I think Noise sound is in the motor(s). unplug the right to make sure.
Did dowels die? maybe Pieces are binding the gear(s). If Possible, Maybe the linkage is flipped... should be same as right HL lift. Both should not make that noise. Maybe flip link does if link is hitting lower lift "frame."
Did you loose or ignore/adjust BB? Either could cause noise and power problems.
If dowels are in one piece or big chunks, please save them for now... I'm trying to find someone who can tell exactly what type and grade plastic is use by GM.

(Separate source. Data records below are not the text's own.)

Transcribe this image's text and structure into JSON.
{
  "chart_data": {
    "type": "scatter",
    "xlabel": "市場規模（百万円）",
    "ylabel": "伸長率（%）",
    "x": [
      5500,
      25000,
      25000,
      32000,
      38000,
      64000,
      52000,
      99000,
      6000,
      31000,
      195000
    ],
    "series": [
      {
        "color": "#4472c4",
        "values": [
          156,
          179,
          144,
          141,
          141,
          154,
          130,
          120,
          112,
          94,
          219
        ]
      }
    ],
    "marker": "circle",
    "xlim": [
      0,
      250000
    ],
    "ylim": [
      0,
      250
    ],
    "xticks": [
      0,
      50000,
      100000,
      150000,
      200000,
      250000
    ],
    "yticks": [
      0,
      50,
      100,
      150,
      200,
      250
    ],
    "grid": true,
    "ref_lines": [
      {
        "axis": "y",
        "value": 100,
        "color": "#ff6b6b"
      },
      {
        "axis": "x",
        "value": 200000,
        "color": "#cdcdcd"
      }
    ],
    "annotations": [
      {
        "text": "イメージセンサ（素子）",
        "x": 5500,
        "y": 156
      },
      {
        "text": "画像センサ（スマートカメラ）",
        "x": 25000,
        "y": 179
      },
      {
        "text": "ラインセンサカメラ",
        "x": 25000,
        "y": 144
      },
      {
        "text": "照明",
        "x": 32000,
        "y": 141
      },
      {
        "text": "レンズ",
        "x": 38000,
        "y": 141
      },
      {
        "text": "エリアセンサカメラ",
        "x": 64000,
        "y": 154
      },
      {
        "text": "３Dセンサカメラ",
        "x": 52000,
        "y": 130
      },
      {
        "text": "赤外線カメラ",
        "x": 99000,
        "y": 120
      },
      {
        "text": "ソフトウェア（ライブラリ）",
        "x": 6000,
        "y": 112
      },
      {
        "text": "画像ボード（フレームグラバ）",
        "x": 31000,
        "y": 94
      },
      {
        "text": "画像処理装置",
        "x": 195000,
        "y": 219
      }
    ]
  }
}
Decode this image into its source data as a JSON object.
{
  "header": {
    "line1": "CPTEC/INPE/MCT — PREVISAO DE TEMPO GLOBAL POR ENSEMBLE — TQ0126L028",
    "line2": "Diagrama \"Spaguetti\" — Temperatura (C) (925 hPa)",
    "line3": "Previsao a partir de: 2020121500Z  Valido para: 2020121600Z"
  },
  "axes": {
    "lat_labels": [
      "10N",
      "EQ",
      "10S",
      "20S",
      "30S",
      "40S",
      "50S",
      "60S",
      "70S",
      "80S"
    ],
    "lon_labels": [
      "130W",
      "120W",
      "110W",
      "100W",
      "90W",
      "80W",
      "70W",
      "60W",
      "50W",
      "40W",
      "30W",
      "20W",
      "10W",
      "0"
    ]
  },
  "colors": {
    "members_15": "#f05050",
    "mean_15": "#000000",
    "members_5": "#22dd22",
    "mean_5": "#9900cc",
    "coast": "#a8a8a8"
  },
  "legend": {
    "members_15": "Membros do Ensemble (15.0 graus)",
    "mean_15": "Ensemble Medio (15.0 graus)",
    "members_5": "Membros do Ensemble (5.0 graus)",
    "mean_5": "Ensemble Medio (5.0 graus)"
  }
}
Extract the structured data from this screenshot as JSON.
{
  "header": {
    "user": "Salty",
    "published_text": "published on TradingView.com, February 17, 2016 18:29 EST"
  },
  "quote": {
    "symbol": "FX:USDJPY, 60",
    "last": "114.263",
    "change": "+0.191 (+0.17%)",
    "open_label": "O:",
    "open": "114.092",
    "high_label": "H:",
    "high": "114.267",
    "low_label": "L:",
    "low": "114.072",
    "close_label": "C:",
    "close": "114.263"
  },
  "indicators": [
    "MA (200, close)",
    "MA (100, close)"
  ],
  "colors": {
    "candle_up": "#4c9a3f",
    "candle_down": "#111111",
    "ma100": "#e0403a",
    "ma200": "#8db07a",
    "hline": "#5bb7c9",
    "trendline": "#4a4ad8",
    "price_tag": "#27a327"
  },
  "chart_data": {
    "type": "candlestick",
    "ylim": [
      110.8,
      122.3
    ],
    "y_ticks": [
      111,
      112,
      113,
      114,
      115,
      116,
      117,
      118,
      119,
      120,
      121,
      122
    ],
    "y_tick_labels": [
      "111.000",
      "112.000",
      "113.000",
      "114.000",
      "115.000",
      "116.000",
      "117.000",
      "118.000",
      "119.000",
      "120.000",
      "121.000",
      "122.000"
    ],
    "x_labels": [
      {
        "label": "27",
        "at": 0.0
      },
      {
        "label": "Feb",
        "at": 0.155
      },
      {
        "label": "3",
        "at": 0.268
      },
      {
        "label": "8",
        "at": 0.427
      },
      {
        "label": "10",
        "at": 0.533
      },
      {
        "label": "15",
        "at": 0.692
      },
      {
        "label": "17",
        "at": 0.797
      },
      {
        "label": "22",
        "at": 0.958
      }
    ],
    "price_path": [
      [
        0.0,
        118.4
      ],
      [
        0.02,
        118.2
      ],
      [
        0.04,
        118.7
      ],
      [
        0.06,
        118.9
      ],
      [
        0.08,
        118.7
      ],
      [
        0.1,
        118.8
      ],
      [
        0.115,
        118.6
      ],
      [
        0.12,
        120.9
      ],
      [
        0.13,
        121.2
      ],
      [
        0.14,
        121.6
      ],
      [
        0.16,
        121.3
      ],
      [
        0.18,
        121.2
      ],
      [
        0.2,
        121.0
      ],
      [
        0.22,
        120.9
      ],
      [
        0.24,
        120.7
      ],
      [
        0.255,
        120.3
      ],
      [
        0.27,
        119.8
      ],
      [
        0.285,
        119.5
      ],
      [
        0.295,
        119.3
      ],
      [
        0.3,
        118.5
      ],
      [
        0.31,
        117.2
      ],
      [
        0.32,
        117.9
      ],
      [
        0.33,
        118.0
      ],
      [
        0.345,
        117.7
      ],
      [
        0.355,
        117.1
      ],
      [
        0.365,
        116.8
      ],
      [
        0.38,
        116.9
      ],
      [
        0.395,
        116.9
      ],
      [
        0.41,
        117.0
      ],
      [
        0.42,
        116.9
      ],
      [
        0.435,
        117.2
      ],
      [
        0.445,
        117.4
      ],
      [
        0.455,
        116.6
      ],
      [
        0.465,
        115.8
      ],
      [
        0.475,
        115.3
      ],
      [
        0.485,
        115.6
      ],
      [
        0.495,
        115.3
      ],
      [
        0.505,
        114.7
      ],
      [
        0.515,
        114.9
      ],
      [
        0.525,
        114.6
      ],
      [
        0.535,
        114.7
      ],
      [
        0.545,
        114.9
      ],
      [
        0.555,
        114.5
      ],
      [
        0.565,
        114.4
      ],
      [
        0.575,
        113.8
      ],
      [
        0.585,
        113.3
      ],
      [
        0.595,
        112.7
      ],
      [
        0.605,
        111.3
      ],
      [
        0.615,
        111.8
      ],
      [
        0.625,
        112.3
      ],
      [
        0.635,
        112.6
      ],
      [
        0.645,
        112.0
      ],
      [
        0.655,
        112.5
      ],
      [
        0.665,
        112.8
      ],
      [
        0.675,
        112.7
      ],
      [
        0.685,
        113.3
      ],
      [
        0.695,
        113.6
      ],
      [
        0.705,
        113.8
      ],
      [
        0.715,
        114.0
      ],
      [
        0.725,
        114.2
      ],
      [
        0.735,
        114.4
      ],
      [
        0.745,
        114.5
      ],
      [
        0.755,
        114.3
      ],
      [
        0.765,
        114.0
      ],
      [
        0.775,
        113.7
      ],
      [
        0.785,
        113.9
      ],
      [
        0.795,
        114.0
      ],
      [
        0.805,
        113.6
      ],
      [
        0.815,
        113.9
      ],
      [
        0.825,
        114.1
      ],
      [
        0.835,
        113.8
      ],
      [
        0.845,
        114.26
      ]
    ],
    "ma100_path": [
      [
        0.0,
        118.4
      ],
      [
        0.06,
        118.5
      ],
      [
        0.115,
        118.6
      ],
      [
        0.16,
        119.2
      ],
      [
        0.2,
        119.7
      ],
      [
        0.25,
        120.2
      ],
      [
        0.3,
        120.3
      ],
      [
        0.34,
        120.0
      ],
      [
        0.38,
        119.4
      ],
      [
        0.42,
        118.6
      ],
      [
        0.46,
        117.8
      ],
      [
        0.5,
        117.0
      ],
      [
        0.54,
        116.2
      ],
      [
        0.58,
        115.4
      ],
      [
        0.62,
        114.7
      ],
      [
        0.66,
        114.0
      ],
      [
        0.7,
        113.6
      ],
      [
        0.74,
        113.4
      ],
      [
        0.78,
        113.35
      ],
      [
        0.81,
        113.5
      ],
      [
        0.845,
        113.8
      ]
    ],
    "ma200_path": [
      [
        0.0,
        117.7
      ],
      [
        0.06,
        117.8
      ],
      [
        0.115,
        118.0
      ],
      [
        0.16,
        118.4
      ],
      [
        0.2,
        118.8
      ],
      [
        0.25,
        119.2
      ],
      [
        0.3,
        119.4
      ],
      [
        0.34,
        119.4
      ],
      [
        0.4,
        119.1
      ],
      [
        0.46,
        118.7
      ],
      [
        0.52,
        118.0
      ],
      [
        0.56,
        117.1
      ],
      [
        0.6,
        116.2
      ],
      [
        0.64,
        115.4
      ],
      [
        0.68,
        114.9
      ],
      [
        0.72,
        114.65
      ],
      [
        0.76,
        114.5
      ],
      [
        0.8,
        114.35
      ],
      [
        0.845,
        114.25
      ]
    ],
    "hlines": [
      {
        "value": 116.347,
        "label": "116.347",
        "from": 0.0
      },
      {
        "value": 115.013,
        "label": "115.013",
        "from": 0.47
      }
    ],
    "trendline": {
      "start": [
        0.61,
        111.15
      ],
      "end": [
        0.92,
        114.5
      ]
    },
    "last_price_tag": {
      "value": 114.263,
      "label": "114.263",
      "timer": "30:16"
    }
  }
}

The problem is just the drivers side. I had the same noises before I messed with it but it would go up all the way (well...whenever I loosened the adjustment knob). I took part of it apart (the part with the big gear). There weren't any dowels, just 3 big ball bearings. I replaced those with RDs delrin dowels. I'll try to flip the link in the morning. I didn't do anything to the adjustment BB. I was getting a little confused about that once I saw the 3 big BBs (ball bearings?) inside the big gear.
Originally posted by Monkeyman: The problem is just the drivers side. I had the same noises before I messed with it but it would go up all the way (well...whenever I loosened the adjustment knob). I took part of it apart (the part with the big gear). There weren't any dowels, just 3 big ball bearings. I replaced those with RDs delrin dowels. I'll try to flip the link in the morning. I didn't do anything to the adjustment BB. I was getting a little confused about that once I saw the 3 big BBs (ball bearings?) inside the big gear.
3 BB in big gear is likely PO had old dowels go bad. Likely other side has that too.
Like driver's side motor top has been messed up too. Is why the noise. (To make sure... Disconnect right motor to isolate the noise.)
Not following "motor top". What do I do with the bottom end of the motor? It IS just the left (drivers) side that's messed up. Passenger side has noise but isn't noisy (it that makes sense). Trying to figure out if I need to fix the current motor, buy a replacement motor, buy/fix the cage assembly or a combination of the above. If Danyel ever gets off his butt ( ) and makes some of those 60mm headlight housings, maybe I'll go that way but I'll still need the motor/assembly to work.
Sort of fixed the headlight today. I'm just gonna go with "something was loose". It goes up and down with MUCH less noise (and it goes up all the way) however...there's still some noise and it's a bit slower than the passenger side.
Should I completely disassemble the motor, clean all the old grease out and regrease everything? (Wouldn't be my first choice.) Or is there something else that would cause it to be a little slow?